Experimental Verification of Methane-Carbon Dioxide Replacement in Natural Gas Hydrates Using a Differential Scanning Calorimeter

摘要

The methane (CH_4) - carbon dioxide (CO_2) swapping phenomenon in naturally occurring gas hydrates is regarded as an attractive method of CO_2 sequestration and CH_4 recovery. In this study, a high pressure microdifferential scanning calorimeter (HP μ-DSC) was used to monitor and quantify the CH_4 - CO_2 replacement in the gas hydrate structure. The HP μ-DSC provided reliable measurements of the hydrate dissociation equilibrium and hydrate heat of dissociation for the pure and mixed gas hydrates.
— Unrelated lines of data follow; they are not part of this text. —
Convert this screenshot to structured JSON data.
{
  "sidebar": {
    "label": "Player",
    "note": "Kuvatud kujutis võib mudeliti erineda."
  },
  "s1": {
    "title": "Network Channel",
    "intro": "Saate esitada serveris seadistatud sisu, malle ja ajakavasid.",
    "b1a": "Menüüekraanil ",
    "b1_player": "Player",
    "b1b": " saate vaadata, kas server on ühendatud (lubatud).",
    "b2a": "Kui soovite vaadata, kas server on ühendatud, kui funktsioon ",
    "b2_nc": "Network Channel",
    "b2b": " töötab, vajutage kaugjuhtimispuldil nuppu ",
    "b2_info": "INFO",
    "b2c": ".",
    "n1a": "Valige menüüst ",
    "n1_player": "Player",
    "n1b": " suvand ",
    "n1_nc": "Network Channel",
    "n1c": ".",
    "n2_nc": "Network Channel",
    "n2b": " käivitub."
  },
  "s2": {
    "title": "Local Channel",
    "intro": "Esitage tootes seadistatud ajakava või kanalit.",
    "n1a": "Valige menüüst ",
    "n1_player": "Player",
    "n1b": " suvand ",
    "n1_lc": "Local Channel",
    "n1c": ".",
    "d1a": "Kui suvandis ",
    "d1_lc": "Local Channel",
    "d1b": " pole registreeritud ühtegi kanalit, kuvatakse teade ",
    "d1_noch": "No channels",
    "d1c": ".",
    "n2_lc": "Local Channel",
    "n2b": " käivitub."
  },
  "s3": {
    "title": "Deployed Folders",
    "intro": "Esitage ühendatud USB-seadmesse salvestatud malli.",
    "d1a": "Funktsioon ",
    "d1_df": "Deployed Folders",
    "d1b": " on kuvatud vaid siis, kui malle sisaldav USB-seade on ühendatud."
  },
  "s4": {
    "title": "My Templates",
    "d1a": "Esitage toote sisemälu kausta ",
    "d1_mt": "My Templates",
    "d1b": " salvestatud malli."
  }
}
The hydrate dissociation equilibrium data obtained from the endothermic thermograms of the replaced gas hydrates indicate that at least 60% of CH_4 is recoverable after reaction with CO_2, which is consistent with the result obtained via direct dissociation of the replaced gas hydrates. The heat of dissociation values of the CH_4 + CO_2 hydrates were between that of the pure CH_4 hydrate and that of the pure CO_2 hydrate, and the values increased as the CO_2 compositions in the hydrate phase increased. By monitoring the heat flows from the HP μ-DSC, it was found that the noticeable dissociation or formation of a gas hydrate was not detected during the CH_4 - CO_2 replacement process, which indicates that a substantial portion of CH_4 hydrate does not dissociate into liquid water or ice and then forms the CH_4 + CO_2 hydrate. This study provides the first experimental evidence using a DSC to reveal that the conversion of the CH_4 hydrate to the CH_4 + CO_2 hydrate occurs without significant hydrate dissociation.